Under this new law, however, health insurers that entered into agreements relying on McCarran–Ferguson immunity should assess the extent to which their arrangements, particularly data sharing, exceed these protections. However, even then, the lack of immunity in many cases may still only make them subject to antitrust liability in many cases if the conduct can be seen as having an overall anticompetitive impact in a relevant market.
The limited repeal of McCarran–Ferguson could overturn some successes health insurers have secured in protecting a broader range of conduct in recent years. For example, one district court late last year dismissed a complaint against several health insurers that allegedly conspired to deny reimbursement for a subset of services. Separately, the Eleventh Circuit is considering the appeal of an order dismissing a complaint challenging a health insurer’s exclusivity requirements with brokers. The U.S. Department of Justice took the unusual step in that case of filing an amicus brief and appearing at oral argument in November 2020 to argue that the McCarran–Ferguson Act’s immunity provisions should be narrowly construed and did not apply.
Notwithstanding these limited successes, the Competitive Health Insurance Reform Act is unlikely to dramatically change the scope of antitrust liability for health insurers or the dynamics of relationships between health care providers and insurers. The McCarran–Ferguson Act has often been perceived to protect more conduct than it actually does, as demonstrated by the fact that its repeal has often (and until now unsuccessfully) been raised in the context of multiple health care reform debates.

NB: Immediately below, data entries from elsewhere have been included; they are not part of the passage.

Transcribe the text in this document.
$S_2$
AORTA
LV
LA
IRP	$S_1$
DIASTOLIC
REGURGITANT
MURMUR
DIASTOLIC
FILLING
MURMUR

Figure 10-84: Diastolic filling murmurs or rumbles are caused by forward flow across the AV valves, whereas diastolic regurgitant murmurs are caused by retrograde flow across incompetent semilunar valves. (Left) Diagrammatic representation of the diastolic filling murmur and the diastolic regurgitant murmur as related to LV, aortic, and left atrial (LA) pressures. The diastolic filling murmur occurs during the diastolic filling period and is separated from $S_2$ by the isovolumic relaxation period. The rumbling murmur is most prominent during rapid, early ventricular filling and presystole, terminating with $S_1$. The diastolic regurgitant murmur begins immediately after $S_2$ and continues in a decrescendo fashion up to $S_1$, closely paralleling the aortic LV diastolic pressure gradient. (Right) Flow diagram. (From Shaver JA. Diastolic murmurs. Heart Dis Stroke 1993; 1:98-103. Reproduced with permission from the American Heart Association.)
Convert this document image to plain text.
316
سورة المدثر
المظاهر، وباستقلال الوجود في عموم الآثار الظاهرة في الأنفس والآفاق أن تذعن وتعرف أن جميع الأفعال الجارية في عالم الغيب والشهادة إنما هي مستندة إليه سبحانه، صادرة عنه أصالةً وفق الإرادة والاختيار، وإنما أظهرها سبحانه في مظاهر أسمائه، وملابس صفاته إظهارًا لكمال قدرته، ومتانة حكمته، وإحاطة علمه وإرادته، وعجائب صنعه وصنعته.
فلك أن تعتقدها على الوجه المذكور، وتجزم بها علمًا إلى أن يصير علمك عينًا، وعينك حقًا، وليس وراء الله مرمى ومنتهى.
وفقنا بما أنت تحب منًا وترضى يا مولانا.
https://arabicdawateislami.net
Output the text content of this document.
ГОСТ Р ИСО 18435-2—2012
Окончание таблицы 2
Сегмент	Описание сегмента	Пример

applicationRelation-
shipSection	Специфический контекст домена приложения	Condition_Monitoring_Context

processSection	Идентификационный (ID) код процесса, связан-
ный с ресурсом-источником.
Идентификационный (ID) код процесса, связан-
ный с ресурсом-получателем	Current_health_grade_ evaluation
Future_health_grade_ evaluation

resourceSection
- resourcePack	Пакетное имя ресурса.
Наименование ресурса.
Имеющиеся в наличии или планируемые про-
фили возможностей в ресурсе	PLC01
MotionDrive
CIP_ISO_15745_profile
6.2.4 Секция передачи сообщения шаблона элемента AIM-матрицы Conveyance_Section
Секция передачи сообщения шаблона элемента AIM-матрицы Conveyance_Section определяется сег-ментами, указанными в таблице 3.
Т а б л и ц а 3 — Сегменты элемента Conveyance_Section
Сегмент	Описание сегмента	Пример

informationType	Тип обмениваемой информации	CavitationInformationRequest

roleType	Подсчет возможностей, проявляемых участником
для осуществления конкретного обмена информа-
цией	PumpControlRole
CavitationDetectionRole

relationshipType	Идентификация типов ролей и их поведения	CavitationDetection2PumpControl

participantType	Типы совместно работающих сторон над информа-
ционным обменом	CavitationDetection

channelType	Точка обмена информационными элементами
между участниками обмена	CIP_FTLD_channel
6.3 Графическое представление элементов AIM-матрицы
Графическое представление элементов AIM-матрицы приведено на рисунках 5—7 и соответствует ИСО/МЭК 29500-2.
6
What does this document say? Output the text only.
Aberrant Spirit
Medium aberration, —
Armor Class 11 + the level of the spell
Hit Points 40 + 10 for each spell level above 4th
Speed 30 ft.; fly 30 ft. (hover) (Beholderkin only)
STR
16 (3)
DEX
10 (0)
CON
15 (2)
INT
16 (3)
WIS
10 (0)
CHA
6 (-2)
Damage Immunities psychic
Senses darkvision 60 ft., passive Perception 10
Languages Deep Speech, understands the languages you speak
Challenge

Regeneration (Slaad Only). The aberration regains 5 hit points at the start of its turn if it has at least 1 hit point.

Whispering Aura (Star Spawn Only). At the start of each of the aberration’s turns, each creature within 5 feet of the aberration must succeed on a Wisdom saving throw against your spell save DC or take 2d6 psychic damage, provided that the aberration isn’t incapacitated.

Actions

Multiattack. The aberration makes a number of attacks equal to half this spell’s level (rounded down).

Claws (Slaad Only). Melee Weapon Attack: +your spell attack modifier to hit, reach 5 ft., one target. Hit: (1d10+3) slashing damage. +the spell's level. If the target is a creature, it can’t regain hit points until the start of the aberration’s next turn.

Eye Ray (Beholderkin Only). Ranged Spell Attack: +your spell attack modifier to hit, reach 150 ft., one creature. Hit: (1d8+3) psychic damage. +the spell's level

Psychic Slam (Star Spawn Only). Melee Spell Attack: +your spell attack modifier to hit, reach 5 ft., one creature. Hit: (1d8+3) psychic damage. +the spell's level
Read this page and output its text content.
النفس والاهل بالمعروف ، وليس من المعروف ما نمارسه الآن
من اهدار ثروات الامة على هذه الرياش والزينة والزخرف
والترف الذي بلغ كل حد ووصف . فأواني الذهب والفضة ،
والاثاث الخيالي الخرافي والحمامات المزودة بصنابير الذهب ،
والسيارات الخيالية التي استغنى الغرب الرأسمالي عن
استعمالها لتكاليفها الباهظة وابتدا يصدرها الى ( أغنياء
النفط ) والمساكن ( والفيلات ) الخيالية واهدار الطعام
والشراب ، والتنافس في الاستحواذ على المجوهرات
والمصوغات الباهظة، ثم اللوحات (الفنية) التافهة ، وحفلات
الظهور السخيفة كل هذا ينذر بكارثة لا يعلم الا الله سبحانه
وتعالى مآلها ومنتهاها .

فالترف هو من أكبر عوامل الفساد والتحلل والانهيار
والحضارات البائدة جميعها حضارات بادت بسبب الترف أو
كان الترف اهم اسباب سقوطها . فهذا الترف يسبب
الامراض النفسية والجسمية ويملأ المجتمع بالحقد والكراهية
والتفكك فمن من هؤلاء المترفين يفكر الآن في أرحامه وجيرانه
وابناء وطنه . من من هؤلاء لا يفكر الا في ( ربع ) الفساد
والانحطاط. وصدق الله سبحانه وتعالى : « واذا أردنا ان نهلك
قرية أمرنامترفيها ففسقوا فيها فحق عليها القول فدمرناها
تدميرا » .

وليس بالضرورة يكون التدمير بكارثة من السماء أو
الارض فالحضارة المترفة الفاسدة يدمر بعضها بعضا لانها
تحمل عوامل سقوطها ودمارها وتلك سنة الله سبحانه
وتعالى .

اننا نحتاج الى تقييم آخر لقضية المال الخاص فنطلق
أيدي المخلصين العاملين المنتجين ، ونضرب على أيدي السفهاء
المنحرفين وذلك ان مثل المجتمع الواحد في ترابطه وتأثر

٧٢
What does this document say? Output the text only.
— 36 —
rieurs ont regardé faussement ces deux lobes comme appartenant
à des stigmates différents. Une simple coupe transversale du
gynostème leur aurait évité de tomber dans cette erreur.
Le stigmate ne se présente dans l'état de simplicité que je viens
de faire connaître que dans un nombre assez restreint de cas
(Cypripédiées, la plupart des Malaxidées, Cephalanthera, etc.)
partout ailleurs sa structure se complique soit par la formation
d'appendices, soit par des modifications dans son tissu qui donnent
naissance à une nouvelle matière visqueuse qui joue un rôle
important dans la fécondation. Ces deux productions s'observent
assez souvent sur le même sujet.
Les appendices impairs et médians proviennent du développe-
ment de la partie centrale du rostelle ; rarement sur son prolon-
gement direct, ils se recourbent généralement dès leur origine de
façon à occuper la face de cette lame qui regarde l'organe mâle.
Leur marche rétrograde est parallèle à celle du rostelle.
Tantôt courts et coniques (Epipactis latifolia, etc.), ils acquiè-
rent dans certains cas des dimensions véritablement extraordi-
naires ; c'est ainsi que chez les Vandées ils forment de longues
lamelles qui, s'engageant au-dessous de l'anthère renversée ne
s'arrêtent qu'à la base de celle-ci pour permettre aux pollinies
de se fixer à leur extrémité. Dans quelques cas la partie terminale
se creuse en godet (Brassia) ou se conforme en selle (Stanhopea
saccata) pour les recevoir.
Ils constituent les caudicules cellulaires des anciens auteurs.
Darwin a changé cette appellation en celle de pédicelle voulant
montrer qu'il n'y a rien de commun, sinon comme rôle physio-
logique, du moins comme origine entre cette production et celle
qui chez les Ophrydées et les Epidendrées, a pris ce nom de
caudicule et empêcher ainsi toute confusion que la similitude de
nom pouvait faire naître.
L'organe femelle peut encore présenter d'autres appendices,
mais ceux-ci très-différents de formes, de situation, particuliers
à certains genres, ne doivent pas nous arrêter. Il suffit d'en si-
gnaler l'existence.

The repeal may, however, foreshadow some new aggressiveness from government enforcers (including the incoming Biden Administration) or private litigants to investigate or challenge insurance industry practices under the antitrust laws and the increased political (and perhaps bipartisan) support for broadening federal and state antitrust laws and doctrines impacting the health care industry and other sectors of the U.S. economy.